Evaluating the Tensor Product of Smooth Tensor Fields at a Point

differential-geometrytensor-products

I'm reading Lee's Introduction to Smooth Manifolds, and in Chapter 12 I've hit a minor but annoying wrinkle regarding tensor fields. Proposition 12.25(a) states that for any two covariant tensor fields $A$ and $B$ and smooth map $F : M \to N$,

$F^* (A \otimes B) = F^* A \otimes F^* B$

where $F^* A$ is the pullback of $A$ by $F$. Proving the proposition is straightforward enough, but in doing so I make use of $(A \otimes B)_p = A_p \otimes B_p$, which seems intuitively obvious and is actually the definition of the tensor product of tensor fields in another text.
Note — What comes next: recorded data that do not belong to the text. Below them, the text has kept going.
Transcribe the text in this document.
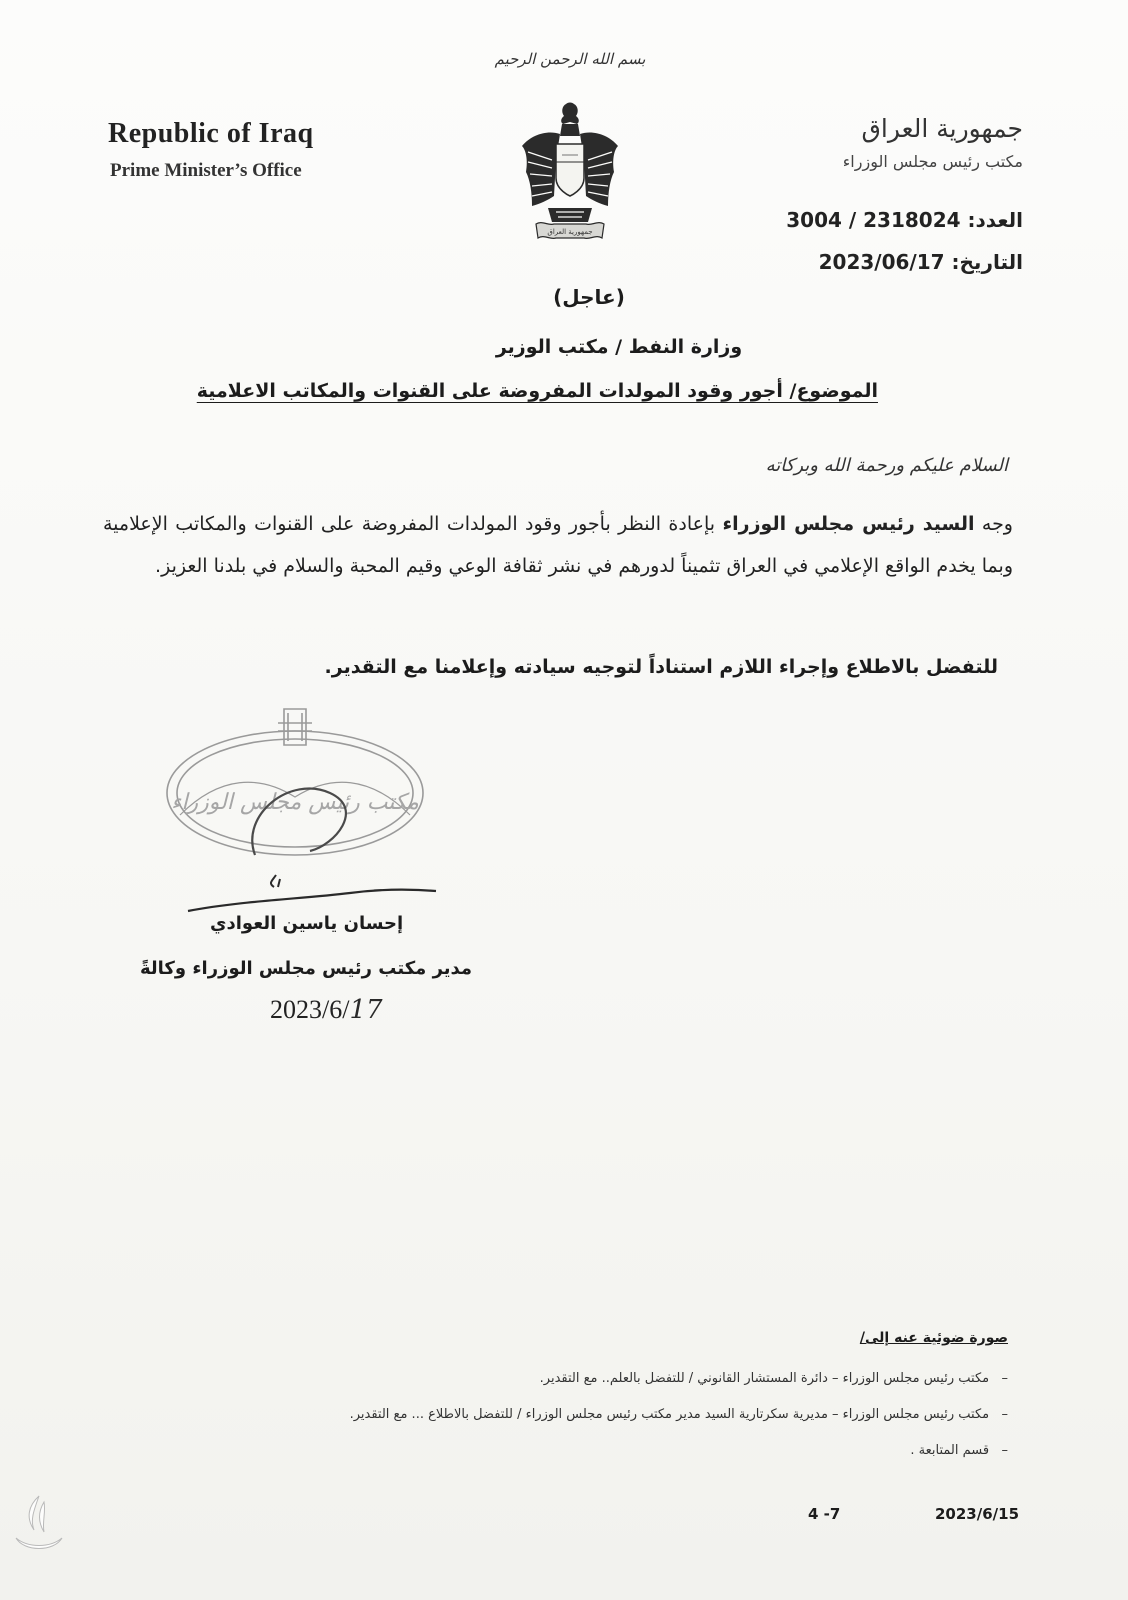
بسم الله الرحمن الرحيم
Republic of Iraq
Prime Minister’s Office
جمهورية العراق
مكتب رئيس مجلس الوزراء
جمهورية العراق	العدد: 3004 / 2318024
التاريخ: 2023/06/17
(عاجل)
وزارة النفط / مكتب الوزير
الموضوع/ أجور وقود المولدات المفروضة على القنوات والمكاتب الاعلامية
السلام عليكم ورحمة الله وبركاته
وجه السيد رئيس مجلس الوزراء بإعادة النظر بأجور وقود المولدات المفروضة على القنوات والمكاتب الإعلامية وبما يخدم الواقع الإعلامي في العراق تثميناً لدورهم في نشر ثقافة الوعي وقيم المحبة والسلام في بلدنا العزيز.
للتفضل بالاطلاع وإجراء اللازم استناداً لتوجيه سيادته وإعلامنا مع التقدير.
مكتب رئيس مجلس الوزراء
إحسان ياسين العوادي
مدير مكتب رئيس مجلس الوزراء وكالةً
2023/6/17
صورة ضوئية عنه إلى/
–   مكتب رئيس مجلس الوزراء – دائرة المستشار القانوني / للتفضل بالعلم.. مع التقدير.
–   مكتب رئيس مجلس الوزراء – مديرية سكرتارية السيد مدير مكتب رئيس مجلس الوزراء / للتفضل بالاطلاع ... مع التقدير.
–   قسم المتابعة .
2023/6/15
4 -7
But unfortunately, Lee never explicitly states this, and it seemingly can't be derived from any other information in the chapter. In fact, after defining a covariant tensor field on a smooth manifold $M$ as a section of the tensor bundle
$$ T^k T^* M = \coprod_{p \in M} T^k(T^*_p M), $$
(where $T^k(T^*_p M)$ is the vector space of covariant $k$-tensors on $T_p M$) Lee simply states that any such section $A$ can be written (using the summation convention) as
$$ A = A_{i_1 \dots i_k} dx^{i_1} \otimes \dots \otimes dx^{i_k}, $$
without any mention of how one is to evaluate the given tensor product of covector fields at a point.

Is there any way I can arrive at the desired result using strictly what is presented by Lee, or am I being overly pedantic and should just move on?

Best Answer

I'm surprised by this question, because my writing is more often criticized for being too pedantic! Did you really have to wonder what $A\otimes B$ means? I'm having a hard time imagining what it could possibly mean other than $(A\otimes B)_p = A_p\otimes B_p$. But you're right, I didn't actually write that definition anywhere. To forestall any future confusion, I've added it to my correction list.